As of the census of 2000, there were 21 people, 7 households, and 3 families residing in the CDP. The population density was 0.3 PD/sqmi. There were 30 housing units at an average density of 0.4 /sqmi. The racial makeup of the CDP was 81% White, and 19% Native American.

There were 7 households, out of which 4 (60%) had children under the age of 18 living with them, 4 (60%) were married couples living together, and 3 (40%) were non-families. 3 (40%) of all households were made up of individuals, and none (0%) had someone living alone who was 65 years of age or older. The average household size was 3.0 and the average family size was 4.5.

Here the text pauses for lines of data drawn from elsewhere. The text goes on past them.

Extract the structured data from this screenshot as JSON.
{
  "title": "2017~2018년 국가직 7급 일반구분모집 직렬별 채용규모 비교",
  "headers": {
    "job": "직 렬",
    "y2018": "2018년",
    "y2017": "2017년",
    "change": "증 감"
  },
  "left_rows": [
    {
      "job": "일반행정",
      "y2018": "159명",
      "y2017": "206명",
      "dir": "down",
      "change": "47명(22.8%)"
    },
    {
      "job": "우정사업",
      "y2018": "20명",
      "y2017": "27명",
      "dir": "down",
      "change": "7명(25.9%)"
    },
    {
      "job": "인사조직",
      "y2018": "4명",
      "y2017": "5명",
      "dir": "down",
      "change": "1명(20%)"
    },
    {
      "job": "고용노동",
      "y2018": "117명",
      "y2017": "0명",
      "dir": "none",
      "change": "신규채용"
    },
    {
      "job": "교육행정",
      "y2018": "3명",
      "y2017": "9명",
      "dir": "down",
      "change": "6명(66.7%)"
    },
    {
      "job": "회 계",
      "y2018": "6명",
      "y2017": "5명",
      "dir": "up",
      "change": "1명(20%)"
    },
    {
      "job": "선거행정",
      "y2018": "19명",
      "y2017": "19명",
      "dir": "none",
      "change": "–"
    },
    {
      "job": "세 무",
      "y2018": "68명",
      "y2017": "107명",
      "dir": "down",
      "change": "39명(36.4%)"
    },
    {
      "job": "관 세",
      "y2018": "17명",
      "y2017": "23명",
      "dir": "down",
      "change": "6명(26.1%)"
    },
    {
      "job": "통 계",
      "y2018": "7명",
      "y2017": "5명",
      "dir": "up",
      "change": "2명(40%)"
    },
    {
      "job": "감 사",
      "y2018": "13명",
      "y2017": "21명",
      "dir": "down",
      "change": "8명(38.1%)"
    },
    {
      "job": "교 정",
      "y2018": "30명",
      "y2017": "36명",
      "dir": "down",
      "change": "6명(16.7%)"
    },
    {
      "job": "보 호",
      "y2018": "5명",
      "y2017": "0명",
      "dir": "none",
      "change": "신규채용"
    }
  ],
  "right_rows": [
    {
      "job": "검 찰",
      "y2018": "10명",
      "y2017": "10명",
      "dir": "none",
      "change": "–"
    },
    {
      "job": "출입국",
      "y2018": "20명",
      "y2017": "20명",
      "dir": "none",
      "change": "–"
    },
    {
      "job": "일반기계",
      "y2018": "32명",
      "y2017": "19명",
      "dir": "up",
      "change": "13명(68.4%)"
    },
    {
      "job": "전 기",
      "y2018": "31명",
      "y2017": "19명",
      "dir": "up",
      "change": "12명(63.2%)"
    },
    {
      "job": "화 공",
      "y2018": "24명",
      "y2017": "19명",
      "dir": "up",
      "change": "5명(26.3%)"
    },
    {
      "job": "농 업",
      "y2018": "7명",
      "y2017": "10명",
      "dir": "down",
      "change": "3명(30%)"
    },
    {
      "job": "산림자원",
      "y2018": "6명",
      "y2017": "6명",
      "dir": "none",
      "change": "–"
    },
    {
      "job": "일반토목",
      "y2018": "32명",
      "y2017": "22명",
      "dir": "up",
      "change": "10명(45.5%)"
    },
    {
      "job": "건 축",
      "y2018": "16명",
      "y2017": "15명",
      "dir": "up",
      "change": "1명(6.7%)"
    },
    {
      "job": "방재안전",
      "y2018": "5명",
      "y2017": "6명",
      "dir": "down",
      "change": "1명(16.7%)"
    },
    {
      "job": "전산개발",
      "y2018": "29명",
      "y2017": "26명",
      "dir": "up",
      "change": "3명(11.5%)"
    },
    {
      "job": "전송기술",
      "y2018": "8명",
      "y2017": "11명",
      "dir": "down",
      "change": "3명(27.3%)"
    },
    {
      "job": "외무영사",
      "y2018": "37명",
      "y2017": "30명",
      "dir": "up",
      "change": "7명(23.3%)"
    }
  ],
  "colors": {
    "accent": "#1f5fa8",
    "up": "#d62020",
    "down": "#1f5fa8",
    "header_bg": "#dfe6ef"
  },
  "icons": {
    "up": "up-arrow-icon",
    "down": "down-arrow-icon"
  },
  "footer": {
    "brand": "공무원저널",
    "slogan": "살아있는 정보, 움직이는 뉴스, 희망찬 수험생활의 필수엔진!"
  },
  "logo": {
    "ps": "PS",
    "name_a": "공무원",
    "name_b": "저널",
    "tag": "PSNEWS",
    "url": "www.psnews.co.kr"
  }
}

In the CDP, the population was spread out, with 8 (40%) under the age of 18, 2 (10%) from 18 to 24, 9 (40%) from 25 to 44, 2 (10%) from 45 to 64, and none (0%) aged 65 and over. The median age was 34 years. For every 100 females, there were 130 males. [9 females, 12 males]. For every 100 females age 18 and over, there were 160 males. [5 females, 8 males].

The median income for a household in the CDP was $23,750, and the median income for a family was $24,583. Males had a median income of $0 versus $11,250 for females. The per capita income for the CDP was $8,211. There were no families and 10% of the population living below the poverty line, including no under eighteens and none of those over 64.

Historical population
| Census | Pop. | Note | %± |
| 1930 | 58 |  | — |
| 1940 | 53 |  | −8.6% |
| 1990 | 33 |  | — |
| 2000 | 21 |  | −36.4% |
| 2010 | 14 |  | −33.3% |
| 2020 | 5 |  | −64.3% |
U.S. Decennial Census

==Education==
The community was previously served by a school of the Yukon–Koyukuk School District.

==Films==
- Zoltan Szalkai produced a film entitled Wise Men of Alaska (2000), shot in Wiseman village.